King has provided little transparency for A Home in Haiti/Hopemob. A form 990 was filed with the IRS in 2013. It shows that Hopemob raised $420,000 that year in grants and contributions. King was paid a substantial ratio of those funds — $160,000 in salary and benefits. That’s compared to only $198,000 that was paid out in grants.
This week, TheDC learned from the IRS that A Home in Haiti/Hopemob did not file 990s for 2010, 2012 or 2014. That despite having raised as much as $2 million in 2010, according to some public statements. The entity did file what’s known as a 990-N in 2011. That form is used for non-profits that receive less than $50,000 in contributions.
TheDC caught King in another charity inconsistency.

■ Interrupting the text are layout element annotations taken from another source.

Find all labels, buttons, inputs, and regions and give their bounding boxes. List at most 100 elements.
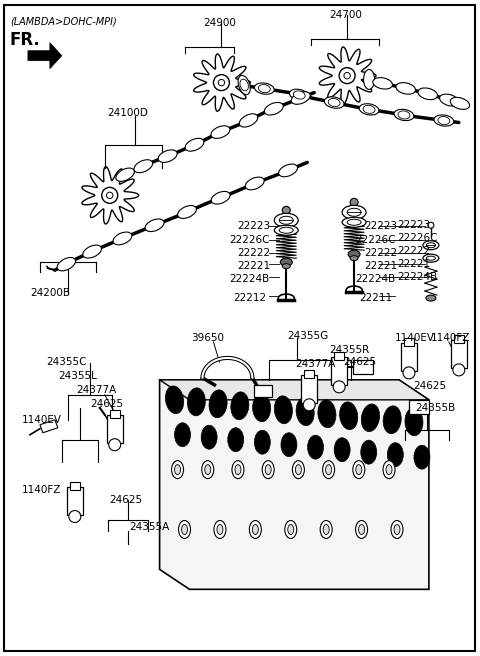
Ellipse shape (325, 464, 332, 475)
Bar (301, 375, 317, 403)
Ellipse shape (288, 525, 294, 535)
Ellipse shape (280, 258, 292, 266)
Ellipse shape (145, 219, 164, 232)
Ellipse shape (134, 159, 153, 173)
Ellipse shape (295, 464, 301, 475)
Ellipse shape (185, 138, 204, 151)
Ellipse shape (158, 150, 177, 163)
Ellipse shape (209, 390, 227, 418)
Ellipse shape (324, 97, 344, 108)
Text: 22224B: 22224B (229, 274, 270, 284)
Ellipse shape (394, 110, 414, 121)
Text: 22223: 22223 (238, 221, 271, 232)
Ellipse shape (391, 520, 403, 539)
Text: 22221: 22221 (397, 259, 430, 269)
Ellipse shape (450, 97, 469, 110)
Text: 22211: 22211 (359, 293, 392, 303)
Ellipse shape (353, 461, 365, 479)
Ellipse shape (179, 520, 191, 539)
Text: 24100D: 24100D (108, 108, 149, 117)
Ellipse shape (252, 525, 258, 535)
Ellipse shape (250, 520, 261, 539)
Ellipse shape (434, 115, 454, 126)
Bar (334, 352, 344, 360)
Ellipse shape (350, 256, 358, 260)
Ellipse shape (396, 83, 416, 94)
Ellipse shape (363, 106, 375, 113)
Text: 24900: 24900 (204, 18, 236, 28)
Ellipse shape (291, 92, 310, 104)
Polygon shape (82, 167, 139, 224)
Ellipse shape (405, 408, 423, 436)
Ellipse shape (394, 525, 400, 535)
Ellipse shape (245, 177, 264, 190)
Circle shape (453, 364, 465, 376)
Ellipse shape (254, 430, 270, 454)
Circle shape (282, 206, 290, 215)
Polygon shape (159, 380, 429, 400)
Text: 22226C: 22226C (355, 236, 396, 245)
Ellipse shape (438, 117, 450, 125)
Bar (254, 385, 272, 397)
Polygon shape (319, 47, 376, 104)
Ellipse shape (292, 461, 304, 479)
Ellipse shape (323, 461, 335, 479)
Ellipse shape (240, 79, 249, 91)
Text: 22224B: 22224B (355, 274, 396, 284)
Text: 22226C: 22226C (229, 236, 270, 245)
Ellipse shape (347, 209, 361, 216)
Ellipse shape (113, 232, 132, 245)
Bar (404, 338, 414, 346)
Text: 24355A: 24355A (130, 522, 170, 533)
Ellipse shape (274, 213, 298, 227)
Text: 22223: 22223 (364, 221, 397, 232)
Ellipse shape (116, 168, 134, 181)
Text: 24377A: 24377A (295, 359, 336, 369)
Ellipse shape (426, 243, 435, 248)
Ellipse shape (356, 520, 368, 539)
Ellipse shape (318, 400, 336, 428)
Ellipse shape (187, 388, 205, 416)
Ellipse shape (262, 461, 274, 479)
Ellipse shape (171, 461, 183, 479)
Ellipse shape (264, 102, 283, 115)
Ellipse shape (356, 464, 362, 475)
Ellipse shape (342, 217, 366, 227)
Ellipse shape (359, 104, 379, 115)
Ellipse shape (205, 464, 211, 475)
Ellipse shape (214, 520, 226, 539)
Text: 22221: 22221 (364, 261, 397, 271)
Ellipse shape (235, 464, 241, 475)
Text: 22222: 22222 (364, 248, 397, 258)
Ellipse shape (278, 164, 298, 176)
Ellipse shape (359, 525, 365, 535)
Text: (LAMBDA>DOHC-MPI): (LAMBDA>DOHC-MPI) (10, 17, 117, 27)
Ellipse shape (217, 525, 223, 535)
Ellipse shape (418, 88, 437, 100)
Bar (67, 487, 83, 514)
Circle shape (69, 510, 81, 523)
Ellipse shape (289, 89, 309, 101)
Ellipse shape (414, 445, 430, 469)
Ellipse shape (373, 77, 393, 89)
Ellipse shape (240, 113, 258, 127)
Ellipse shape (296, 398, 314, 426)
Text: 24355G: 24355G (287, 331, 328, 341)
Ellipse shape (175, 422, 191, 447)
Ellipse shape (181, 525, 188, 535)
Ellipse shape (83, 245, 101, 258)
Text: 24200B: 24200B (30, 288, 70, 298)
Circle shape (303, 399, 315, 411)
Text: 22222: 22222 (397, 246, 430, 256)
Text: 24355R: 24355R (329, 345, 370, 355)
Ellipse shape (383, 406, 401, 434)
Text: 22224B: 22224B (397, 272, 437, 282)
Ellipse shape (363, 70, 374, 89)
Ellipse shape (347, 219, 361, 225)
Ellipse shape (383, 461, 395, 479)
Ellipse shape (282, 264, 290, 269)
Bar (331, 357, 347, 385)
Ellipse shape (386, 464, 392, 475)
Text: 22226C: 22226C (397, 234, 437, 243)
Text: 39650: 39650 (192, 333, 225, 343)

In April 2013 he claimed in several interviews that a social media company he had co-founded called Upfront Media would be sending a portion of its revenues to an affiliated foundation that had been created called Upfront Foundation.
“It’s very much a social engagement platform in that sense, but a percentage of every transaction that we have, which we’re really proud of, will go to a new foundation that we’ve started called the Upfront Foundation,” King told the Christian Post in April 2013.
Except that entity was never created. Upfront Media’s CEO, Ray Lee, told TheDC by phone that it was never started. By way of an explanation, King asserted that the company did not take off as planned and that there was no money to contribute to the foundation. King sold his stake in the company for a reported $200,000. But he has not explained why, in 2013, he referred to the Upfront Foundation as if it had already been established.